Students will identify with the courage and curiosity of Ozeki’s characters, says David Zimmerman, a professor of English who has previously taught Ozeki’s work. “What makes Ozeki’s novels so rich is that these characters exist at the intersection of different cultures and remote arenas of experiences,” he says. “As we follow their stories, we learn a great deal about the ways that culture, geography, gender and other social influences shape individuals’ searchings and sufferings.”

Students in Lynn Keller’s modern literature course will read both “A Tale for the Time Being” and one of Ozeki’s earlier novels, “My Year of Meats.” The course is part of a First-Year Interest Group, “Nature and Culture: How Humans Interact with the Environment,” and Keller, a professor of poetry in the UW’s English department, says both books will help students “get a broad sense of the many environmental challenges we face.

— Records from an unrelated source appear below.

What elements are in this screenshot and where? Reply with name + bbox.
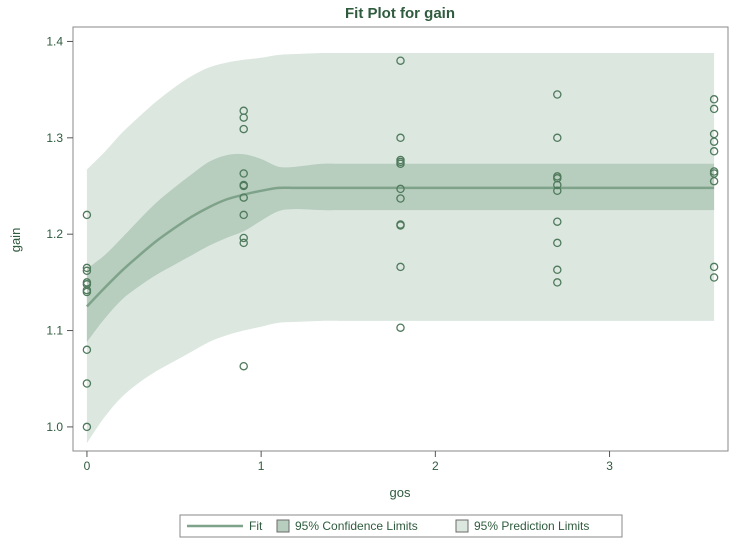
data-point — [553, 90, 562, 99]
data-point — [396, 133, 405, 143]
data-point — [239, 169, 248, 178]
data-point — [82, 345, 92, 355]
y-tick-label: 1.2 — [46, 227, 63, 241]
data-point — [553, 180, 562, 190]
data-point — [396, 157, 405, 167]
data-point — [239, 361, 248, 371]
data-point — [82, 379, 92, 388]
data-point — [239, 113, 248, 122]
legend-prediction-swatch — [455, 519, 469, 533]
y-axis: 1.0 1.1 1.2 1.3 1.4 — [46, 34, 73, 434]
data-point — [396, 56, 405, 65]
data-point — [396, 184, 405, 194]
prediction-band — [86, 52, 715, 444]
x-axis-label: gos — [390, 485, 411, 500]
data-point — [82, 287, 92, 297]
y-tick-label: 1.4 — [46, 34, 63, 48]
data-points — [82, 56, 719, 432]
legend-confidence-swatch — [276, 519, 290, 533]
x-tick-label: 2 — [432, 459, 439, 473]
data-point — [709, 273, 719, 282]
y-tick-label: 1.3 — [46, 131, 63, 145]
data-point — [82, 210, 92, 220]
data-point — [553, 133, 562, 143]
y-tick-label: 1.0 — [46, 420, 63, 434]
x-tick-label: 1 — [258, 459, 265, 473]
x-tick-label: 3 — [606, 459, 613, 473]
y-tick-label: 1.1 — [46, 324, 63, 338]
data-point — [709, 176, 719, 186]
data-point — [239, 181, 248, 191]
data-point — [239, 124, 248, 134]
data-point — [239, 193, 248, 202]
legend-fit-label: Fit — [249, 519, 263, 533]
data-point — [709, 104, 719, 114]
legend-confidence-label: 95% Confidence Limits — [295, 519, 418, 533]
data-point — [553, 186, 562, 196]
data-point — [239, 210, 248, 220]
data-point — [82, 266, 92, 276]
data-point — [396, 323, 405, 332]
data-point — [239, 233, 248, 243]
data-point — [82, 263, 92, 273]
legend-box — [179, 514, 623, 538]
data-point — [709, 137, 719, 146]
data-point — [396, 194, 405, 203]
y-axis-label: gain — [8, 228, 23, 253]
data-point — [553, 265, 562, 275]
data-point — [396, 262, 405, 272]
data-point — [82, 422, 92, 432]
chart-title: Fit Plot for gain — [345, 5, 455, 22]
data-point — [709, 147, 719, 156]
data-point — [709, 262, 719, 272]
data-point — [396, 221, 405, 230]
x-tick-label: 0 — [84, 459, 91, 473]
legend: Fit 95% Confidence Limits 95% Prediction… — [179, 514, 623, 538]
data-point — [553, 238, 562, 248]
legend-prediction-label: 95% Prediction Limits — [474, 519, 589, 533]
fit-line — [85, 186, 715, 308]
data-point — [553, 278, 562, 287]
x-axis: 0 1 2 3 — [84, 451, 613, 473]
data-point — [239, 238, 248, 248]
data-point — [709, 95, 719, 104]
plot-area — [72, 26, 729, 452]
data-point — [553, 217, 562, 226]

“Ozeki’s work is bracingly contemporary, filled with up-to-the-minute references to technology and popular culture.”

Timothy Yu

“One of Ozeki’s gifts is capturing the voice of young people and introducing a number of social and environmental issues throughout her narrative, such as bullying or the Fukushima nuclear accident or global warming,” Keller says.

Timothy Yu, an associate professor of English, has been a fan of Ozeki’s work since reading her first novel in graduate school and says she “adopts quirky, unexpected perspectives” on current events. Yu will teach “A Tale for the Time Being” in his modern American literature course this semester.

“It brilliantly brings together some of the main themes I’ll be pursuing in our study of American literature: the relationship between newness and tradition, and the central role of race and culture,” he says. “Ozeki’s work is bracingly contemporary, filled with up-to-the-minute references to technology and popular culture.”

Ozeki’s visit to campus, scheduled for late October, will include a public talk on Oct. 28 at 7 p.m. at Varsity Hall in Union South. Copies of “A Tale for the Time Being” were distributed to first-year students at the convocation and to students enrolled in courses that are using the book. During fall semester, the book will be included in at least 50 courses in disciplines including anthropology, English and physics. Many student and staff book groups across campus are also reading and discussing Ozeki’s novel.

In addition, the Madison Public Library, which partners with the Go Big Read program each year, is hosting book discussions during September, October and November at nine branches, as well as workshops on journal making and writing Japanese characters. More than 1,000 people have checked out “A Tale for the Time Being” from the Madison Public Library since the book was selected in May.